Day 6 Friday March 30th
Penetration Testing Workshop and Capture the Flag:

The last day of the course consisted of "Capture the Flag".  This was my first CTF btw, so I was very excited for this last day.  We were broken into teams of 5 people.  However, we did not have enough people who were connected through vLive so we joined up into one big team.  Unfortunately, we did not capture the flag in time, but we were very close to coming in 2nd.  The exercise required for you to exam an environment, find encryption keys/files of 4 users of the network and to decrypt the files in order. We needed the last file decrypted by the time someone was declared a winner. I still had a great time however. The CTF included all the techniques that were taught in the course.  The CTF exercise illustrates to yourself how much you have actually learned and how big of an impact these techniques can have on an organization. The exercise allowed us to understand that we need to go step by step, recon, scanning exploitation and attacks. Without the proper recon and scanning, you will not get anywhere when you try to exploit vulnerabilities and attack a system or organization. The game started at 9:00 AM and ended at around 3:00 PM.  We were to treat the game as an actual pentest. It does create an atmosphere of a real pentest, just without the interaction with the client.  I think there were 3 teams that captured the flag at the end. I think the award was to get a signed copy of "CounterHack" book. Also, I received the CPE certificate of completion which amounted to 36 credits which helped me complete my CPE requirements for at least a year and half.

I would recommend this course to anyone serious about becoming a pentester or any other security professional.  It gives many lessons that a security professional would learn during his/her every day responsibilities.  To be totally honest, I would recommend that you take this course in addition to the OffSec OSCP course.  I would not do them at the same time, of course, but I would take them both at some point. I think the compliment each other well, in their approach to teaching the technical and "soft" skills which are needed to be a professional penetration tester. You will understand how to engage the client, determine what kind of test you will perform, investigate the company along with its weaknesses, and present a high quality report that the customer can use to make well-informed business decisions about the security of their assets. The major plus of the course is the fact that I can go back to the SANS website and log back into the course.  Then, I can watch each day of recording and not only watch the videos again but also, review what was talked about in the chat section between the vLive students and the moderators. The moderators also added information to the course such as links to important information that was discussed by Ed Skoudis. One negative would be that the missing audio or video will also be included in these recordings. However, as I said before, it did not impact the overall success of the teachings of the course. In addition, I will be taking the GPEN exam in a few weeks. It is open book so all the books from the GIAC course should come in handy.

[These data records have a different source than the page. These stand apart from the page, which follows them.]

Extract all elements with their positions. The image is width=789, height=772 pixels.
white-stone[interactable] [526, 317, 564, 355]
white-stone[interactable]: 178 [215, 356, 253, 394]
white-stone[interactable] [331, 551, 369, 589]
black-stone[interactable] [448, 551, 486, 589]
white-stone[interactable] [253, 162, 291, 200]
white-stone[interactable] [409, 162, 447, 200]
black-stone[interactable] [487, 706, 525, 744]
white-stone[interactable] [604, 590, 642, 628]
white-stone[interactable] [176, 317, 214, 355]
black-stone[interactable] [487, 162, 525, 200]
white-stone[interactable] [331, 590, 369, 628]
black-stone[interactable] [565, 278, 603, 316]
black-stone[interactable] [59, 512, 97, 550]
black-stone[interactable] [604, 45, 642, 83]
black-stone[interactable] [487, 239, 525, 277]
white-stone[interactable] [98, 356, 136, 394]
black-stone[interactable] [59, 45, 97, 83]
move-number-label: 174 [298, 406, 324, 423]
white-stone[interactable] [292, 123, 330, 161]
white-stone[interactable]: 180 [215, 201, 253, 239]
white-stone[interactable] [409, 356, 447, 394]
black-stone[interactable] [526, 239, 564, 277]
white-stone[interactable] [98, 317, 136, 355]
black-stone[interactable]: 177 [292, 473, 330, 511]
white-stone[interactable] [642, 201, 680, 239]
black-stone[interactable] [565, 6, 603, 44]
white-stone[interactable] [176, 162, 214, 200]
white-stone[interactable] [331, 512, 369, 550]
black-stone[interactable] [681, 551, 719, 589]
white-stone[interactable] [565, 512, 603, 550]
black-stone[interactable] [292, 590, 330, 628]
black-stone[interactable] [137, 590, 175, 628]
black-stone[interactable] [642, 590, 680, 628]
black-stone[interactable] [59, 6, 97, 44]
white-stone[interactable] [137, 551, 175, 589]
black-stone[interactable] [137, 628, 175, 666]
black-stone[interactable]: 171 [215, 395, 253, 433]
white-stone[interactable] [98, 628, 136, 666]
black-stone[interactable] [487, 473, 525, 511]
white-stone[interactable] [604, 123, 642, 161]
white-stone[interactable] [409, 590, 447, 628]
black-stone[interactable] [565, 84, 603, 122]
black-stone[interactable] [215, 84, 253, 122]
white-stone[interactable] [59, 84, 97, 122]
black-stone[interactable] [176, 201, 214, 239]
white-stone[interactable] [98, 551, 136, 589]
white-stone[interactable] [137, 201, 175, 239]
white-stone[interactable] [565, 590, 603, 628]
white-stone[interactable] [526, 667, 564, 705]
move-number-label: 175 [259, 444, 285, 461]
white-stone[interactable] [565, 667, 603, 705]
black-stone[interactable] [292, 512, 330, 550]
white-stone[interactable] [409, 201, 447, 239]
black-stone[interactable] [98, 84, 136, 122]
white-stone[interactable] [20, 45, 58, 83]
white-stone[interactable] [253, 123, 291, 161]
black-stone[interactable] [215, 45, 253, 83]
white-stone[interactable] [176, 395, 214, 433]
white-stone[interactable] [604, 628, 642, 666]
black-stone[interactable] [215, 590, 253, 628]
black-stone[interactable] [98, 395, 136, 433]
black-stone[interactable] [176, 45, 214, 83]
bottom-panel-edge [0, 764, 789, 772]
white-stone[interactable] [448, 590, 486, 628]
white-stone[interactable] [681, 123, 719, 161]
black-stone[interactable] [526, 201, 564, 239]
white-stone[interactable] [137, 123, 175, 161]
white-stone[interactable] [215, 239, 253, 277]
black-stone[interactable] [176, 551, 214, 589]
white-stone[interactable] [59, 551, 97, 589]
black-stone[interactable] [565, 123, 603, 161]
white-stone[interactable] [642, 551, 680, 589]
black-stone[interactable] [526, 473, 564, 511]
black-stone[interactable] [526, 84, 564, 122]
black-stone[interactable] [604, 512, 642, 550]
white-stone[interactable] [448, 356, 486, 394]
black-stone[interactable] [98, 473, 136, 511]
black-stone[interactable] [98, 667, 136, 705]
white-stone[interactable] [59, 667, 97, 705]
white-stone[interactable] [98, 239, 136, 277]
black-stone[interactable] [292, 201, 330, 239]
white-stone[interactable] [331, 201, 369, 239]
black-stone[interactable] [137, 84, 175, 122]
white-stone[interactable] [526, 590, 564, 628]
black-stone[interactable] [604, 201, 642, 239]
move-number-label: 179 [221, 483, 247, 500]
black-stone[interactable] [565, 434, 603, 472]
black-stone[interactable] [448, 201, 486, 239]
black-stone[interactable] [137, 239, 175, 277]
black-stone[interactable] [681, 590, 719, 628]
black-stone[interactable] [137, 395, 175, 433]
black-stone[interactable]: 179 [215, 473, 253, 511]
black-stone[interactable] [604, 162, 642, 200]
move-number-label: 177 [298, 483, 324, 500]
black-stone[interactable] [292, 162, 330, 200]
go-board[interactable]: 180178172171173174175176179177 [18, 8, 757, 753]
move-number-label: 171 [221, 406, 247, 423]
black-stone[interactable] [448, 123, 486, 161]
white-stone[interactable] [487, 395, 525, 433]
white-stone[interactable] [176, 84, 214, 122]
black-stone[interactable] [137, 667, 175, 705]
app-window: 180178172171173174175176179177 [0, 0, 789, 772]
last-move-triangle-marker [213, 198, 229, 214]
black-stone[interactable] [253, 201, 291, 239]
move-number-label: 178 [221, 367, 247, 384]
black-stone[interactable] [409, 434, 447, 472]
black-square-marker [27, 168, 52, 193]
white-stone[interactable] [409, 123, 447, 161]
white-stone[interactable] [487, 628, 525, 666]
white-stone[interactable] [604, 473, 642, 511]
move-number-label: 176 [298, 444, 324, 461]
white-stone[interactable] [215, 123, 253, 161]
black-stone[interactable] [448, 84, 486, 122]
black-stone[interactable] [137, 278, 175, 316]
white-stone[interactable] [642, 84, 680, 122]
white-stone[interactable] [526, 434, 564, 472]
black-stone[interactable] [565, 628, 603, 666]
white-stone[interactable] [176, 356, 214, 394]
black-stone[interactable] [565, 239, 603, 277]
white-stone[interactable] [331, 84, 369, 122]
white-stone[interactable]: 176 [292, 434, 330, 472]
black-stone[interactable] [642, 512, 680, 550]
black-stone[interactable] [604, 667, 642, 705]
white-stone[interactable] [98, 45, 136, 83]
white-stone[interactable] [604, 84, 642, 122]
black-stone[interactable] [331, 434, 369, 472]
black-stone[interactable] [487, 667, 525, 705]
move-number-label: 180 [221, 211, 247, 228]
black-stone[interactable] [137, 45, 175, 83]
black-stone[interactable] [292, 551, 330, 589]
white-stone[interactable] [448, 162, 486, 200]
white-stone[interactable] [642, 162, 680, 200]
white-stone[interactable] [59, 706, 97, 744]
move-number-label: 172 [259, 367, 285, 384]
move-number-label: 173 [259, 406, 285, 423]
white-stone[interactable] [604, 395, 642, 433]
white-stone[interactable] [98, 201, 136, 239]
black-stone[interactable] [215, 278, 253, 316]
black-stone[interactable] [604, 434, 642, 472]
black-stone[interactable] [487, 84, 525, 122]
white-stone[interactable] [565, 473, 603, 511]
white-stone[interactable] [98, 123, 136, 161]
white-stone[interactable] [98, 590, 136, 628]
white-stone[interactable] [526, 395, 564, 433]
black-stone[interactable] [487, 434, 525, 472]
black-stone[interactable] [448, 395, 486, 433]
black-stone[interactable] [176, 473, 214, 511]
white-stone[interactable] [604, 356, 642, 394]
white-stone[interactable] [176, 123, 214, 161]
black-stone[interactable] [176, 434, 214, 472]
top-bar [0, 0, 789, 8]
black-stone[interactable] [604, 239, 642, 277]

UPDATE: I took the GPEN exam and I think the books are great assets to have during the exam. I think people would have a little trouble with some of the questions without the books from the course.  The exam is for 4 hours and there are a lot of rules on what you can and cannot bring into the room with you. I think it would be a good idea for GIAC group to talk to the companies proctoring, so they are sure what is actually allowed.  There is a lot of confusion there from what I experienced. Do not take this exam for granted like I did.  It is a complete representation of the course and it will test all skills that you have learned in the course also. I think I just did not want to deal with multiple choice after taking OffSec courses.  I did not even take the practice courses which I probably should have.

Thanks again to Don and EthicalHacker.Net.